Tuesday, August 24, 2010
Book Look Review "The Beekeeper's Apprentice"
“The Beekeeper’s Apprentice”
My niece Heather who is the mother of four young children recently posted this on her blog. So perfectly worded, I stole it (with her permission). “My husband's books are pristine. He leaves a very small carbon footprint on his books - in fact he leaves not a single clue that he was ever there. The spines of his books are barely bent much less broken and you won't find any chocolate crumbs between any of his pages. His books are universally hardbound and stored by category and height. They are beautiful. But they are not mine. My books are messy. I am not afraid to wield a pen when reading and I have been known to attack some very interesting books with said pen. If I am going on a flight and I want a light, cheap book for the plane - I will buy (gasp, shame) paperback.”
I not only agree with this shameless behavior I support it wholeheartedly. In fact when I travel, I sink even lower by buying a paperback at the Friends of the Library bookstore which means it is (louder gasp, greater shame) a used paperback! And I often leave it behind on the shelf of the lake house or condo as a tattered hostess gift plainly stamped by the library as a “discard”.
One of my recent library purchases included the paperback novel titled “The Beekeeper’s Apprentice” by Laurie R. King. I had actually read it about 10 years ago and knew it was a great one. Someone had been cleaning out their bookcase and donated it to be sold to help the library. I came along looking for a cheap mystery book to read on the plane and voila! A match made in heaven.

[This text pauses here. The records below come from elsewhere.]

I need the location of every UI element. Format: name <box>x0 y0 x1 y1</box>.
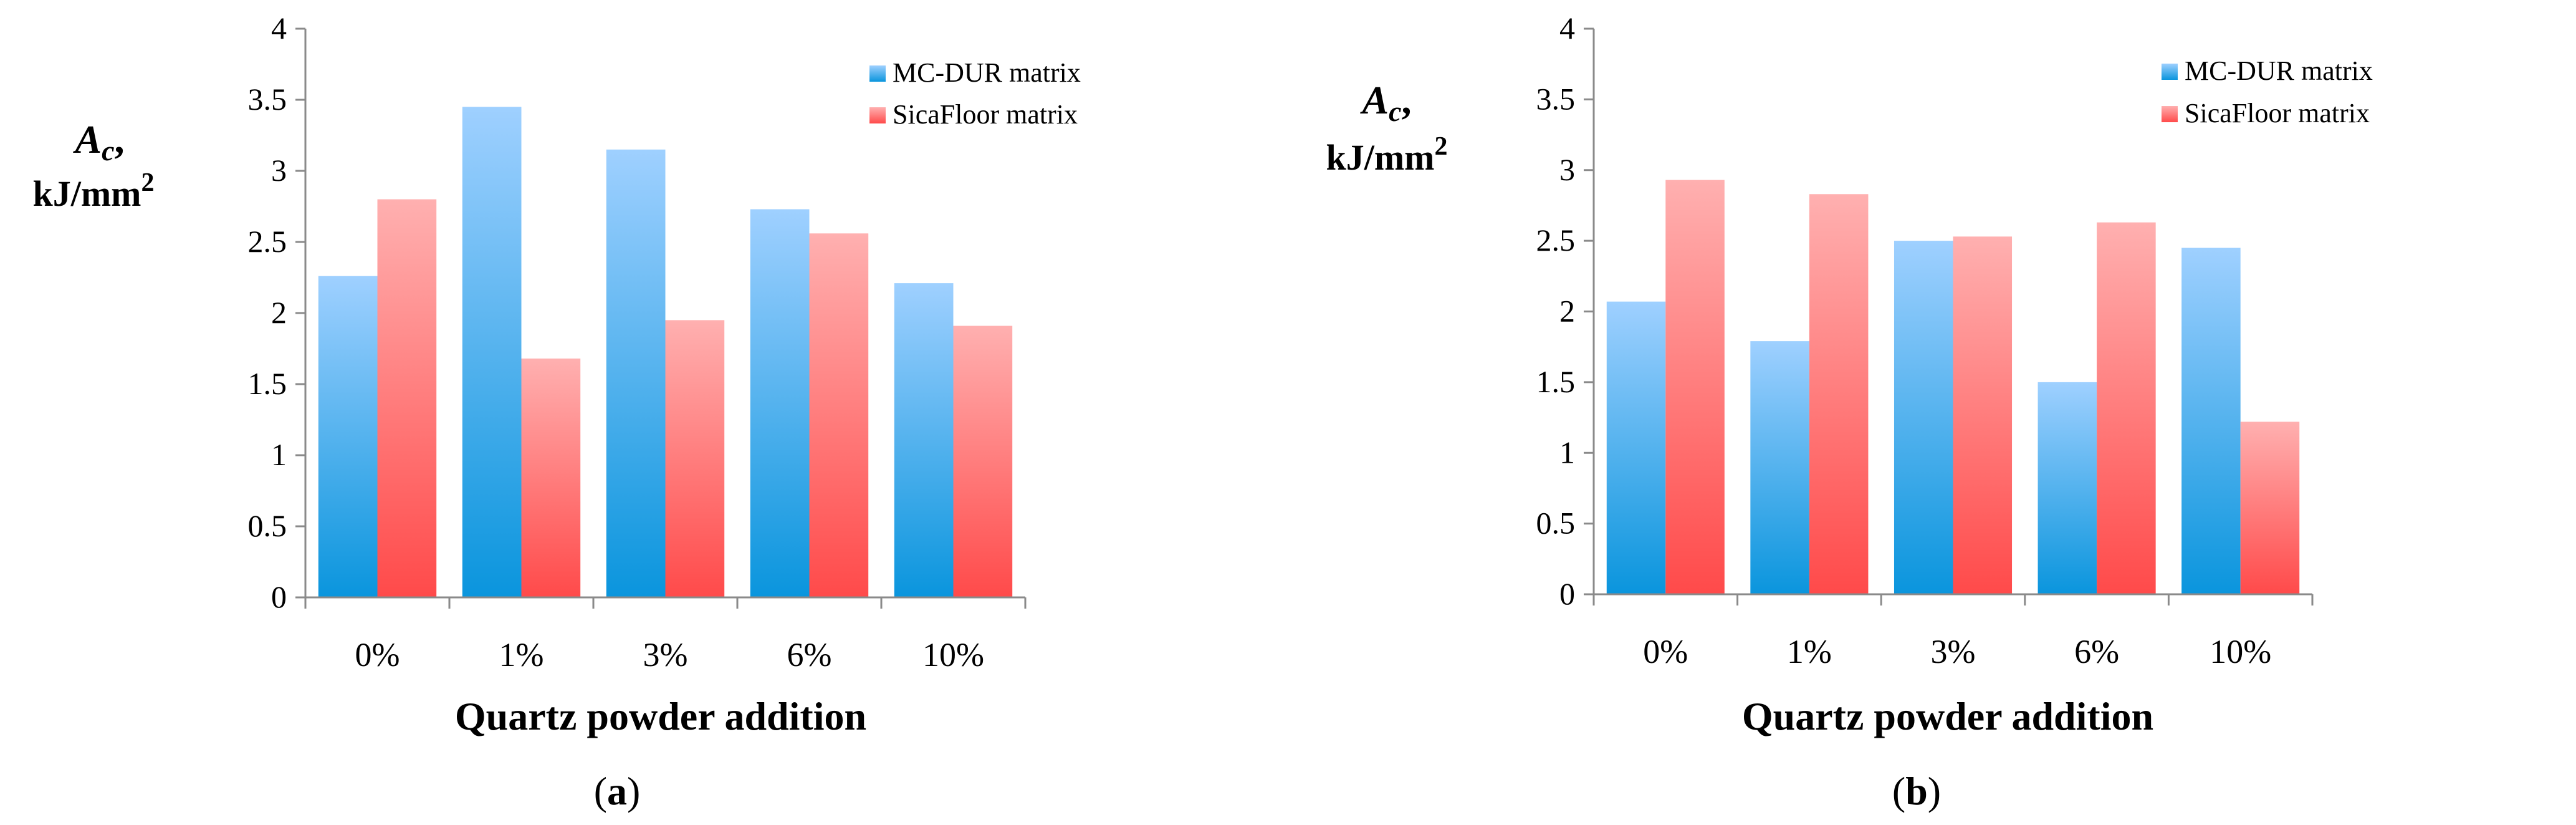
bar-a-mc-dur-matrix-10 <box>894 283 954 597</box>
y-tick-label-b-6: 3 <box>1559 152 1575 187</box>
y-tick-label-a-4: 2 <box>271 295 287 330</box>
bar-b-sicafloor-matrix-3 <box>1953 236 2013 594</box>
legend-label-mc-dur-a: MC-DUR matrix <box>893 57 1081 88</box>
x-tick-label-a-0: 0% <box>355 636 400 673</box>
x-axis-label-a: Quartz powder addition <box>455 694 866 738</box>
y-tick-label-a-0: 0 <box>271 579 287 614</box>
y-tick-label-b-8: 4 <box>1559 11 1575 46</box>
y-tick-label-a-7: 3.5 <box>248 82 287 117</box>
bar-b-mc-dur-matrix-3 <box>1894 241 1953 594</box>
y-tick-label-a-5: 2.5 <box>248 224 287 259</box>
y-tick-label-b-5: 2.5 <box>1536 223 1576 258</box>
y-axis-label-symbol-a: Ac, <box>72 117 124 166</box>
y-tick-label-a-1: 0.5 <box>248 508 287 543</box>
y-tick-label-b-2: 1 <box>1559 435 1575 470</box>
plot-area-a: 0 0.5 1 1.5 2 2.5 3 3.5 4 0% 1% 3% 6% 10% <box>248 11 1027 673</box>
legend-label-mc-dur-b: MC-DUR matrix <box>2185 55 2373 86</box>
x-tick-label-a-10: 10% <box>922 636 984 673</box>
x-axis-label-b: Quartz powder addition <box>1742 694 2153 738</box>
legend-a: MC-DUR matrix SicaFloor matrix <box>869 57 1081 130</box>
bar-b-mc-dur-matrix-1 <box>1750 341 1809 594</box>
x-tick-label-b-1: 1% <box>1787 633 1832 670</box>
y-tick-label-a-8: 4 <box>271 11 287 46</box>
x-tick-label-b-3: 3% <box>1931 633 1976 670</box>
bar-a-mc-dur-matrix-0 <box>318 276 378 598</box>
bar-a-mc-dur-matrix-6 <box>750 209 810 597</box>
x-tick-label-a-3: 3% <box>643 636 688 673</box>
chart-panel-b: 00.511.522.533.540% 1% 3% 6% 10% Ac, kJ/mm2 … <box>1326 11 2373 813</box>
legend-swatch-mc-dur-b <box>2162 64 2178 80</box>
bar-b-sicafloor-matrix-6 <box>2097 222 2156 595</box>
legend-label-sicafloor-b: SicaFloor matrix <box>2185 98 2370 128</box>
bar-b-mc-dur-matrix-10 <box>2181 248 2241 594</box>
legend-swatch-sicafloor-b <box>2162 106 2178 122</box>
bar-b-sicafloor-matrix-1 <box>1809 194 1869 594</box>
y-tick-label-b-4: 2 <box>1559 294 1575 329</box>
x-tick-label-b-6: 6% <box>2074 633 2119 670</box>
y-tick-label-b-3: 1.5 <box>1536 364 1576 399</box>
bar-a-sicafloor-matrix-6 <box>809 233 869 597</box>
y-tick-label-a-6: 3 <box>271 153 287 188</box>
bar-a-mc-dur-matrix-1 <box>462 107 522 597</box>
legend-swatch-mc-dur-a <box>869 65 886 82</box>
bar-a-sicafloor-matrix-0 <box>377 199 437 598</box>
y-axis-label-symbol-b: Ac, <box>1359 78 1411 127</box>
panel-label-b: (b) <box>1892 769 1941 813</box>
bar-b-mc-dur-matrix-6 <box>2037 382 2097 594</box>
bar-a-sicafloor-matrix-3 <box>665 320 725 597</box>
y-axis-label-unit-b: kJ/mm2 <box>1326 132 1448 178</box>
bar-b-sicafloor-matrix-0 <box>1665 180 1725 594</box>
x-tick-label-a-6: 6% <box>787 636 832 673</box>
legend-b: MC-DUR matrix SicaFloor matrix <box>2162 55 2373 128</box>
bar-a-sicafloor-matrix-1 <box>521 358 581 597</box>
y-axis-label-unit-a: kJ/mm2 <box>33 168 155 214</box>
x-tick-label-b-0: 0% <box>1643 633 1688 670</box>
bar-b-mc-dur-matrix-0 <box>1606 301 1666 594</box>
panel-label-a: (a) <box>594 769 641 813</box>
y-tick-label-a-3: 1.5 <box>248 366 287 401</box>
x-tick-label-b-10: 10% <box>2210 633 2271 670</box>
plot-area-b: 0 0.5 1 1.5 2 2.5 3 3.5 4 0% 1% 3% 6% 10% <box>1536 11 2314 670</box>
legend-label-sicafloor-a: SicaFloor matrix <box>893 99 1078 130</box>
bar-a-mc-dur-matrix-3 <box>606 149 666 598</box>
y-tick-label-a-2: 1 <box>271 437 287 472</box>
y-tick-label-b-0: 0 <box>1559 576 1575 611</box>
y-tick-label-b-1: 0.5 <box>1536 506 1576 541</box>
legend-swatch-sicafloor-a <box>869 107 886 123</box>
y-tick-label-b-7: 3.5 <box>1536 81 1576 116</box>
bar-a-sicafloor-matrix-10 <box>953 326 1013 597</box>
chart-panel-a: 00.511.522.533.540% 1% 3% 6% 10% Ac, kJ/mm2 … <box>33 11 1081 813</box>
bar-b-sicafloor-matrix-10 <box>2240 422 2300 594</box>
x-tick-label-a-1: 1% <box>499 636 544 673</box>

The book begins in 1915 out on the wind-swept moors. Fifteen-year-old Mary Russell meets the retired Sherlock Holmes who is now studying the behavior of the honeybee. Combining these two delightful characters was a stroke of brilliance by King. We have the well-known eccentricities of Mr.Holmes set against the fresh new precocious viewpoint of Miss Russell. Their friendship blossoms despite the difference in their age, sex and background. As Holmes tutors the young girl she soon matches him in the skills of deduction and disguise. Together they solve the case of a landowner’s mysterious fever, the kidnapping of an American senator’s daughter and finally face a deadly villain who wants their partnership to be terminated, permanently. It is a superb historical detective novel and one of my favorites in this genre.

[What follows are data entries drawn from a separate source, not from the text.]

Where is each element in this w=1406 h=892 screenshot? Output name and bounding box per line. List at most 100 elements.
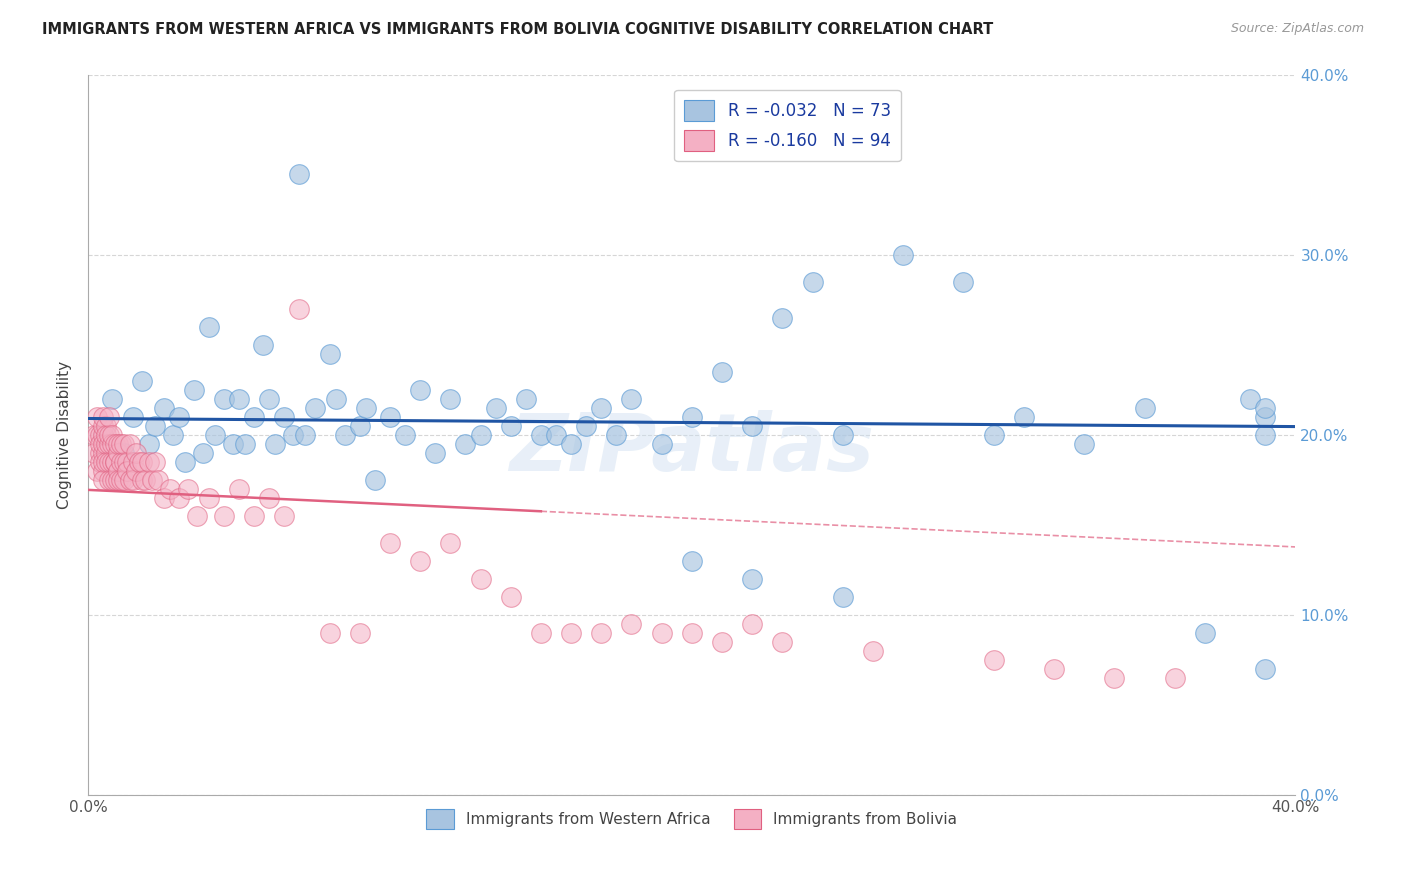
Point <box>112 455 135 469</box>
Point <box>212 509 235 524</box>
Point <box>117 464 139 478</box>
Point <box>425 446 447 460</box>
Point <box>530 626 553 640</box>
Point <box>651 437 673 451</box>
Point <box>1239 392 1261 406</box>
Point <box>96 419 118 434</box>
Point <box>257 491 280 505</box>
Point <box>952 275 974 289</box>
Point <box>294 428 316 442</box>
Point <box>204 428 226 442</box>
Point <box>318 626 340 640</box>
Point <box>770 635 793 649</box>
Point <box>233 437 256 451</box>
Point <box>107 437 129 451</box>
Point <box>560 626 582 640</box>
Point <box>131 455 153 469</box>
Point <box>177 482 200 496</box>
Point <box>86 409 108 424</box>
Point <box>1254 401 1277 415</box>
Point <box>96 437 118 451</box>
Point <box>1254 662 1277 676</box>
Point <box>104 473 127 487</box>
Point <box>770 310 793 325</box>
Point <box>89 446 111 460</box>
Point <box>89 437 111 451</box>
Point <box>107 464 129 478</box>
Point <box>101 437 124 451</box>
Point <box>831 428 853 442</box>
Point <box>454 437 477 451</box>
Point <box>96 428 118 442</box>
Point <box>89 428 111 442</box>
Point <box>101 392 124 406</box>
Point <box>128 455 150 469</box>
Point <box>167 409 190 424</box>
Point <box>183 383 205 397</box>
Point <box>515 392 537 406</box>
Point <box>98 437 121 451</box>
Point <box>83 428 105 442</box>
Point <box>264 437 287 451</box>
Point <box>1133 401 1156 415</box>
Point <box>83 446 105 460</box>
Point <box>110 455 132 469</box>
Point <box>110 473 132 487</box>
Point <box>273 409 295 424</box>
Point <box>138 437 160 451</box>
Point <box>1012 409 1035 424</box>
Point <box>439 536 461 550</box>
Point <box>152 401 174 415</box>
Point <box>681 554 703 568</box>
Point <box>891 248 914 262</box>
Point <box>620 392 643 406</box>
Point <box>120 437 142 451</box>
Point <box>91 455 114 469</box>
Point <box>91 446 114 460</box>
Point <box>167 491 190 505</box>
Point <box>470 428 492 442</box>
Point <box>741 617 763 632</box>
Point <box>1254 409 1277 424</box>
Point <box>101 428 124 442</box>
Point <box>354 401 377 415</box>
Point <box>162 428 184 442</box>
Point <box>104 455 127 469</box>
Point <box>89 455 111 469</box>
Point <box>131 473 153 487</box>
Point <box>288 167 311 181</box>
Point <box>91 437 114 451</box>
Point <box>173 455 195 469</box>
Point <box>620 617 643 632</box>
Point <box>1104 671 1126 685</box>
Point <box>1194 626 1216 640</box>
Point <box>333 428 356 442</box>
Point <box>741 419 763 434</box>
Point <box>146 473 169 487</box>
Point <box>134 473 156 487</box>
Point <box>101 455 124 469</box>
Point <box>117 455 139 469</box>
Point <box>983 653 1005 667</box>
Point <box>98 473 121 487</box>
Point <box>409 383 432 397</box>
Point <box>439 392 461 406</box>
Point <box>605 428 627 442</box>
Point <box>159 482 181 496</box>
Point <box>91 409 114 424</box>
Point <box>96 446 118 460</box>
Point <box>104 437 127 451</box>
Legend: Immigrants from Western Africa, Immigrants from Bolivia: Immigrants from Western Africa, Immigran… <box>420 803 963 835</box>
Point <box>122 409 145 424</box>
Point <box>499 590 522 604</box>
Point <box>252 338 274 352</box>
Point <box>143 455 166 469</box>
Point <box>198 491 221 505</box>
Point <box>191 446 214 460</box>
Point <box>152 491 174 505</box>
Point <box>318 347 340 361</box>
Point <box>591 626 613 640</box>
Point <box>1043 662 1066 676</box>
Point <box>1164 671 1187 685</box>
Point <box>364 473 387 487</box>
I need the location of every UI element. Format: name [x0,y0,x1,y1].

I also agree with Heather that books were made for me; I was not made for books. They were created to serve me, and I will do as I choose with them. I love buying books at the Friends of the Library book store. I feel free to dog-ear, add crumbs between the pages and discard or leave behind my purchase without feeling guilty since it was purchased to support two worthy causes – the library and my need to read a paperback.